Research Agenda
Physical aspects - indexing, query processing and optimization - of Moving Objects Databases (MOD)
The domain of spatiotemporal applications is a treasure trove of new types of data and queries. Examples include navigational systems, monitoring animals or natural phenomena, etc. Work in this area is dominated by related research from the spatial and temporal domains, so far, with little attention towards the true nature of spatiotemporal phenomena. In this work, the focus is on a spatiotemporal sub-domain, namely the trajectories of moving point objects. In this research, we deal with novel types of spatiotemporal queries, as well as algorithms to process those, appropriate indexing techniques and query optimization tools.
Algorithms and techniques for Location-Based Services (LBS)
Novel applications of spatiotemporal databases include the, so called, Location-Based Services (LBS), which involve stationery and moving clients (requesting services) and servers (providing services). In this field, we develop novel routing algorithms and processing techniques, and build data and query sets for benchmarking purposes.
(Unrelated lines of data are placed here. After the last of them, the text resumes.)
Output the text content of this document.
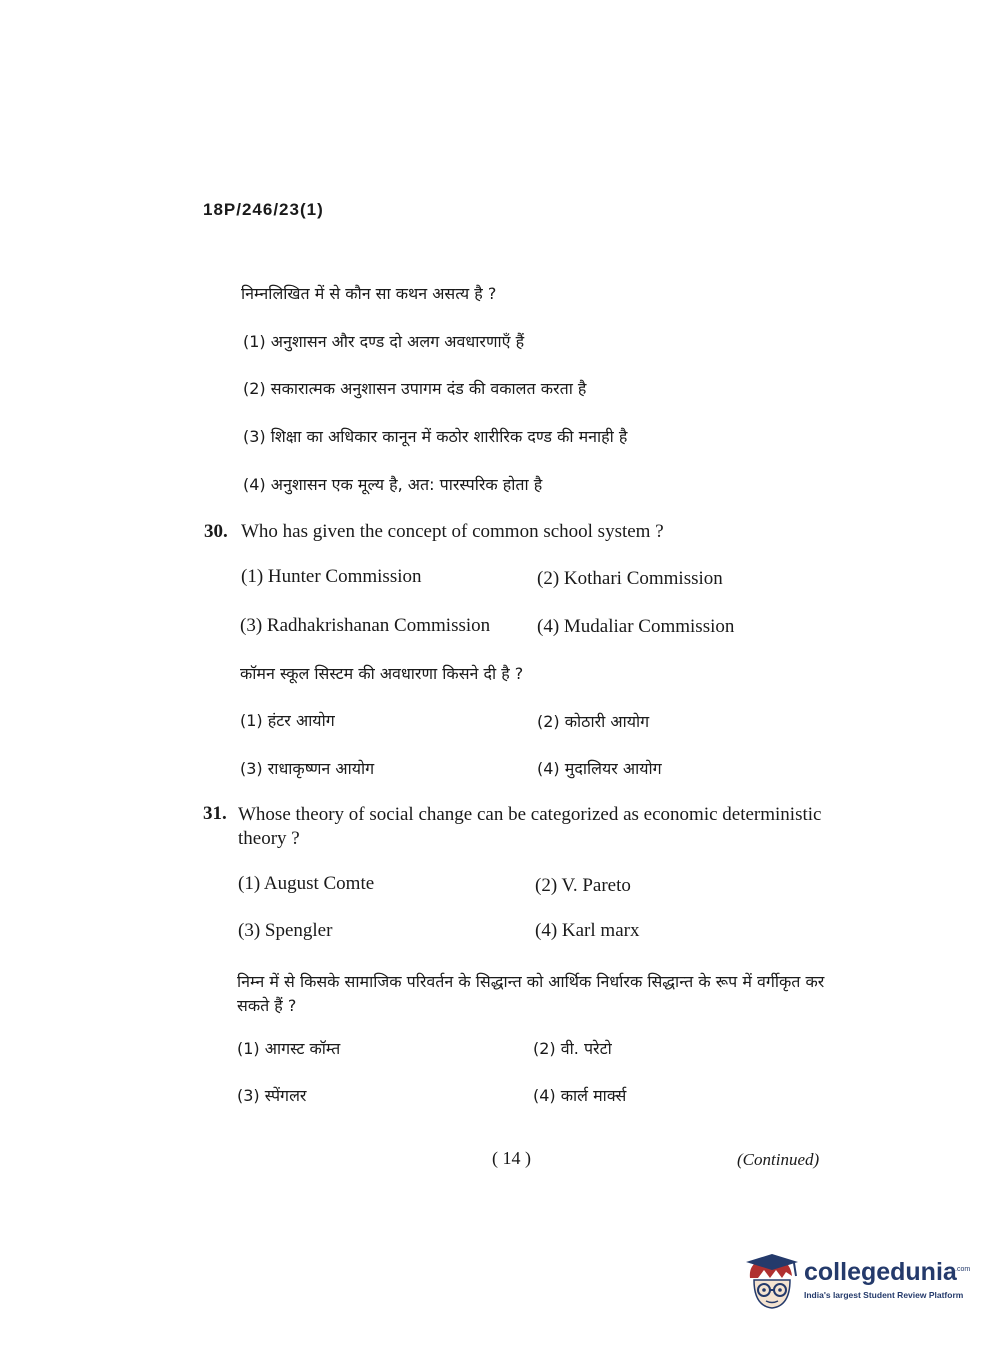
18P/246/23(1)
निम्नलिखित में से कौन सा कथन असत्य है ?
(1) अनुशासन और दण्ड दो अलग अवधारणाएँ हैं
(2) सकारात्मक अनुशासन उपागम दंड की वकालत करता है
(3) शिक्षा का अधिकार कानून में कठोर शारीरिक दण्ड की मनाही है
(4) अनुशासन एक मूल्य है, अत: पारस्परिक होता है
30. Who has given the concept of common school system ?
(1) Hunter Commission	(2) Kothari Commission
(3) Radhakrishanan Commission (4) Mudaliar Commission
कॉमन स्कूल सिस्टम की अवधारणा किसने दी है ?
(1) हंटर आयोग	(2) कोठारी आयोग
(3) राधाकृष्णन आयोग	(4) मुदालियर आयोग
31. Whose theory of social change can be categorized as economic deterministic theory ?
(1) August Comte	(2) V. Pareto
(3) Spengler	(4) Karl marx
निम्न में से किसके सामाजिक परिवर्तन के सिद्धान्त को आर्थिक निर्धारक सिद्धान्त के रूप में वर्गीकृत कर सकते हैं ?
(1) आगस्ट कॉम्त	(2) वी. परेटो
(3) स्पेंगलर	(4) कार्ल मार्क्स
( 14 )	(Continued)
collegedunia
.com
India's largest Student Review Platform
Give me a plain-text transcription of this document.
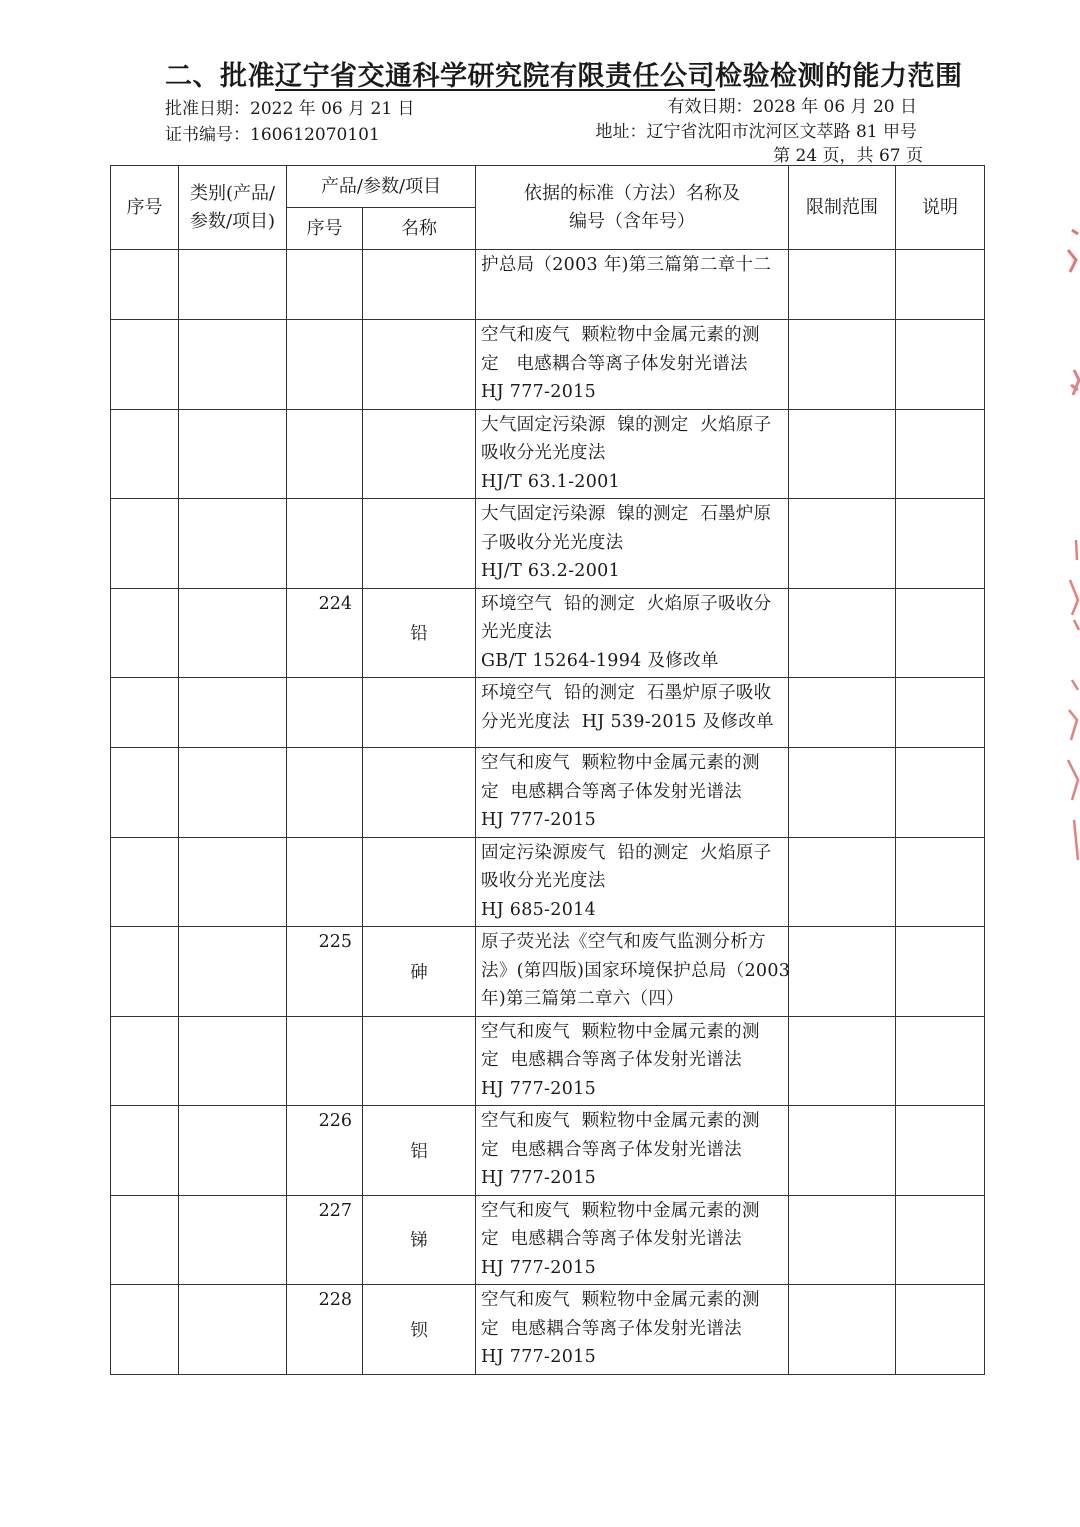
二、批准辽宁省交通科学研究院有限责任公司检验检测的能力范围
批准日期：2022 年 06 月 21 日	有效日期：2028 年 06 月 20 日
证书编号：160612070101	地址：辽宁省沈阳市沈河区文萃路 81 甲号
第 24 页，共 67 页
序号	类别(产品/参数/项目)	产品/参数/项目		依据的标准（方法）名称及编号（含年号）	限制范围	说明
		序号	名称			

				护总局（2003 年)第三篇第二章十二		

				空气和废气  颗粒物中金属元素的测
定   电感耦合等离子体发射光谱法
HJ 777-2015		

				大气固定污染源  镍的测定  火焰原子
吸收分光光度法
HJ/T 63.1-2001		

				大气固定污染源  镍的测定  石墨炉原
子吸收分光光度法
HJ/T 63.2-2001		

		224	铅	环境空气  铅的测定  火焰原子吸收分
光光度法
GB/T 15264-1994 及修改单		

				环境空气  铅的测定  石墨炉原子吸收
分光光度法  HJ 539-2015 及修改单		

				空气和废气  颗粒物中金属元素的测
定  电感耦合等离子体发射光谱法
HJ 777-2015		

				固定污染源废气  铅的测定  火焰原子
吸收分光光度法
HJ 685-2014		

		225	砷	原子荧光法《空气和废气监测分析方
法》(第四版)国家环境保护总局（2003
年)第三篇第二章六（四）		

				空气和废气  颗粒物中金属元素的测
定  电感耦合等离子体发射光谱法
HJ 777-2015		

		226	铝	空气和废气  颗粒物中金属元素的测
定  电感耦合等离子体发射光谱法
HJ 777-2015		

		227	锑	空气和废气  颗粒物中金属元素的测
定  电感耦合等离子体发射光谱法
HJ 777-2015		

		228	钡	空气和废气  颗粒物中金属元素的测
定  电感耦合等离子体发射光谱法
HJ 777-2015		
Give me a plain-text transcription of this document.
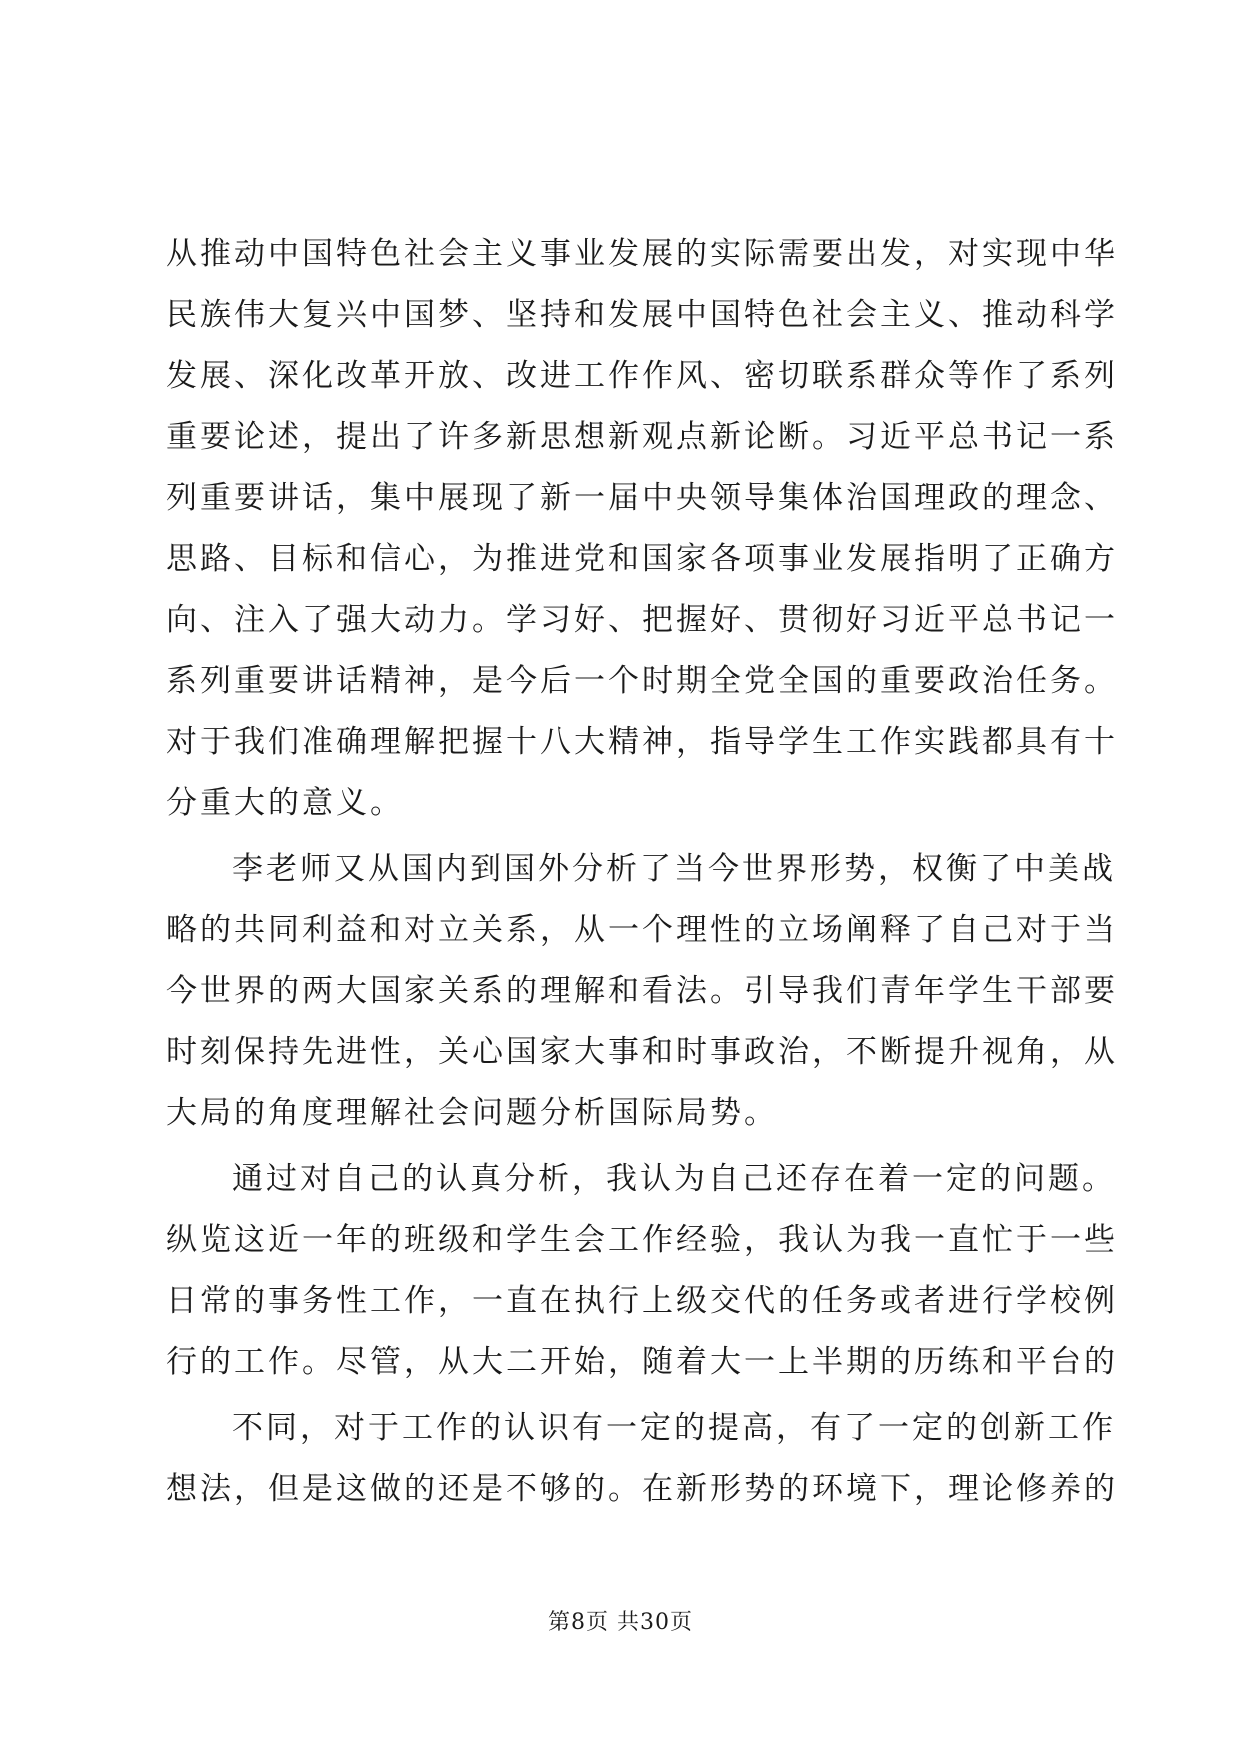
从推动中国特色社会主义事业发展的实际需要出发，对实现中华
民族伟大复兴中国梦、坚持和发展中国特色社会主义、推动科学
发展、深化改革开放、改进工作作风、密切联系群众等作了系列
重要论述，提出了许多新思想新观点新论断。习近平总书记一系
列重要讲话，集中展现了新一届中央领导集体治国理政的理念、
思路、目标和信心，为推进党和国家各项事业发展指明了正确方
向、注入了强大动力。学习好、把握好、贯彻好习近平总书记一
系列重要讲话精神，是今后一个时期全党全国的重要政治任务。
对于我们准确理解把握十八大精神，指导学生工作实践都具有十
分重大的意义。
李老师又从国内到国外分析了当今世界形势，权衡了中美战
略的共同利益和对立关系，从一个理性的立场阐释了自己对于当
今世界的两大国家关系的理解和看法。引导我们青年学生干部要
时刻保持先进性，关心国家大事和时事政治，不断提升视角，从
大局的角度理解社会问题分析国际局势。
通过对自己的认真分析，我认为自己还存在着一定的问题。
纵览这近一年的班级和学生会工作经验，我认为我一直忙于一些
日常的事务性工作，一直在执行上级交代的任务或者进行学校例
行的工作。尽管，从大二开始，随着大一上半期的历练和平台的
不同，对于工作的认识有一定的提高，有了一定的创新工作
想法，但是这做的还是不够的。在新形势的环境下，理论修养的
第8页 共30页
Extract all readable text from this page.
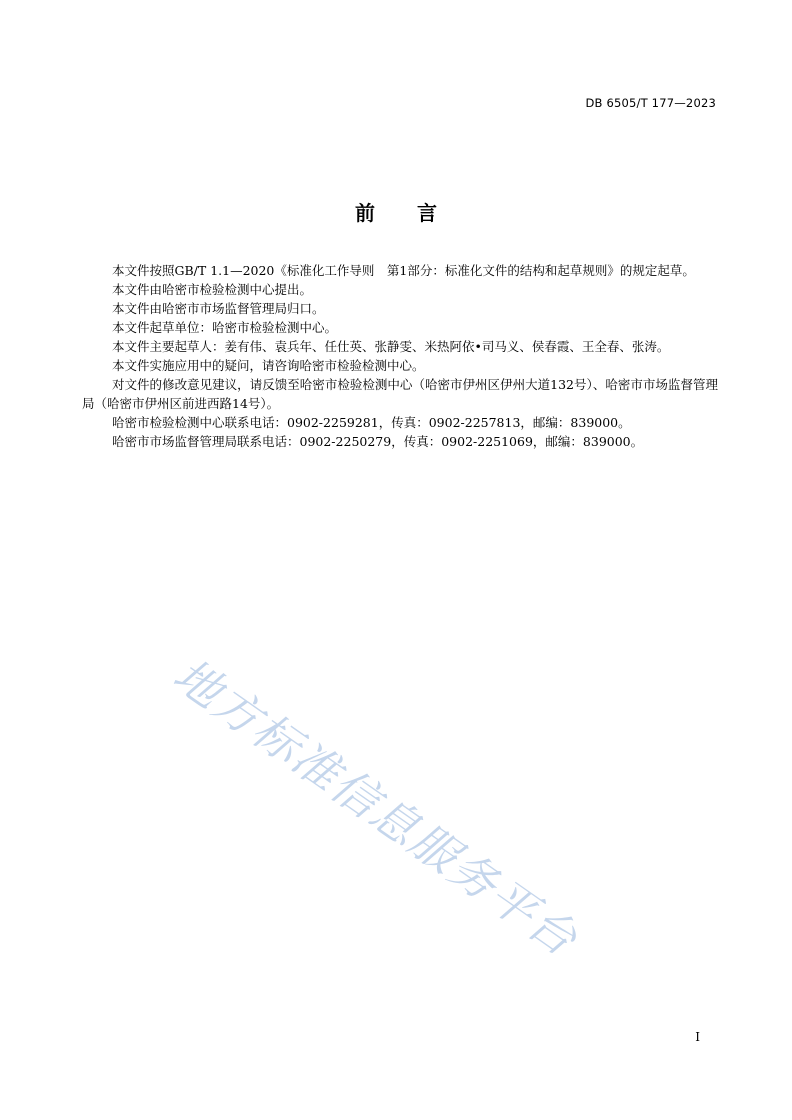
DB 6505/T 177—2023
前言

本文件按照GB/T 1.1—2020《标准化工作导则　第1部分：标准化文件的结构和起草规则》的规定起草。

本文件由哈密市检验检测中心提出。

本文件由哈密市市场监督管理局归口。

本文件起草单位：哈密市检验检测中心。

本文件主要起草人：姜有伟、袁兵年、任仕英、张静雯、米热阿依•司马义、侯春霞、王全春、张涛。

本文件实施应用中的疑问，请咨询哈密市检验检测中心。

对文件的修改意见建议，请反馈至哈密市检验检测中心（哈密市伊州区伊州大道132号）、哈密市市场监督管理局（哈密市伊州区前进西路14号）。

哈密市检验检测中心联系电话：0902-2259281，传真：0902-2257813，邮编：839000。

哈密市市场监督管理局联系电话：0902-2250279，传真：0902-2251069，邮编：839000。

地方标准信息服务平台
I
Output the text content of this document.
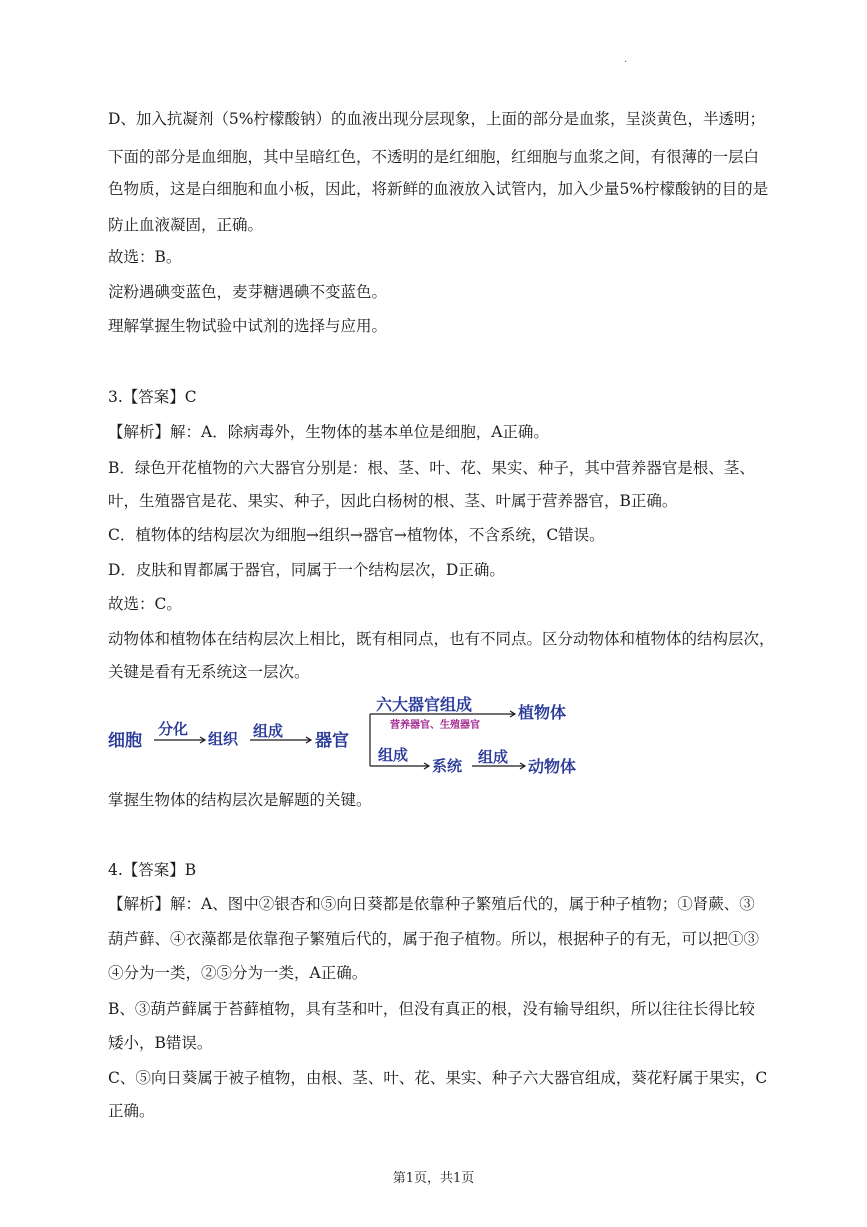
.
D、加入抗凝剂（5%柠檬酸钠）的血液出现分层现象，上面的部分是血浆，呈淡黄色，半透明；
下面的部分是血细胞，其中呈暗红色，不透明的是红细胞，红细胞与血浆之间，有很薄的一层白
色物质，这是白细胞和血小板，因此，将新鲜的血液放入试管内，加入少量5%柠檬酸钠的目的是
防止血液凝固，正确。
故选：B。
淀粉遇碘变蓝色，麦芽糖遇碘不变蓝色。
理解掌握生物试验中试剂的选择与应用。
3.【答案】C
【解析】解：A．除病毒外，生物体的基本单位是细胞，A正确。
B．绿色开花植物的六大器官分别是：根、茎、叶、花、果实、种子，其中营养器官是根、茎、
叶，生殖器官是花、果实、种子，因此白杨树的根、茎、叶属于营养器官，B正确。
C．植物体的结构层次为细胞→组织→器官→植物体，不含系统，C错误。
D．皮肤和胃都属于器官，同属于一个结构层次，D正确。
故选：C。
动物体和植物体在结构层次上相比，既有相同点，也有不同点。区分动物体和植物体的结构层次，
关键是看有无系统这一层次。
细胞
分化
组织 组成 器官
六大器官组成	植物体
组成
系统 组成 动物体
营养器官、生殖器官
掌握生物体的结构层次是解题的关键。
4.【答案】B
【解析】解：A、图中②银杏和⑤向日葵都是依靠种子繁殖后代的，属于种子植物；①肾蕨、③
葫芦藓、④衣藻都是依靠孢子繁殖后代的，属于孢子植物。所以，根据种子的有无，可以把①③
④分为一类，②⑤分为一类，A正确。
B、③葫芦藓属于苔藓植物，具有茎和叶，但没有真正的根，没有输导组织，所以往往长得比较
矮小，B错误。
C、⑤向日葵属于被子植物，由根、茎、叶、花、果实、种子六大器官组成，葵花籽属于果实，C
正确。
第1页，共1页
The 'Pattern Base Management System (PBMS)' idea
A major challenge for the database discipline in the 21st century is the efficient manipulation of huge volumes of data along with the extraction and management of useful knowledge from these data sets. Nowadays, sophisticated data processing tools, based on data mining, pattern recognition and other knowledge extraction techniques, produce knowledge artifacts that represent large parts of underlying data sets in a concise and meaningful way (e.g., association rules, frequent parts of signals, etc.). In this research, we refer to these knowledge artifacts as patterns. We envision pattern repositories, called Pattern Base Management Systems (PBMS), for treating patterns as persistent objects that deserve effective and efficient storing, processing, and querying.
Data Mining tools for (stationery or moving) Spatial Objects
As the number of moving vehicles increases rapidly everyday, the need for knowledge extraction about traveled routes, as well as prediction of troublesome situations is vital. In this research, we combine models and aspects used to represent motion, such as trajectories and their properties, in a spatiotemporal environment with fundamental data mining methods. The objectives are, among others, the following: extracting knowledge about movement of vehicles, predicting troublesome situations, such as "traffic jams", and providing alternatives routes.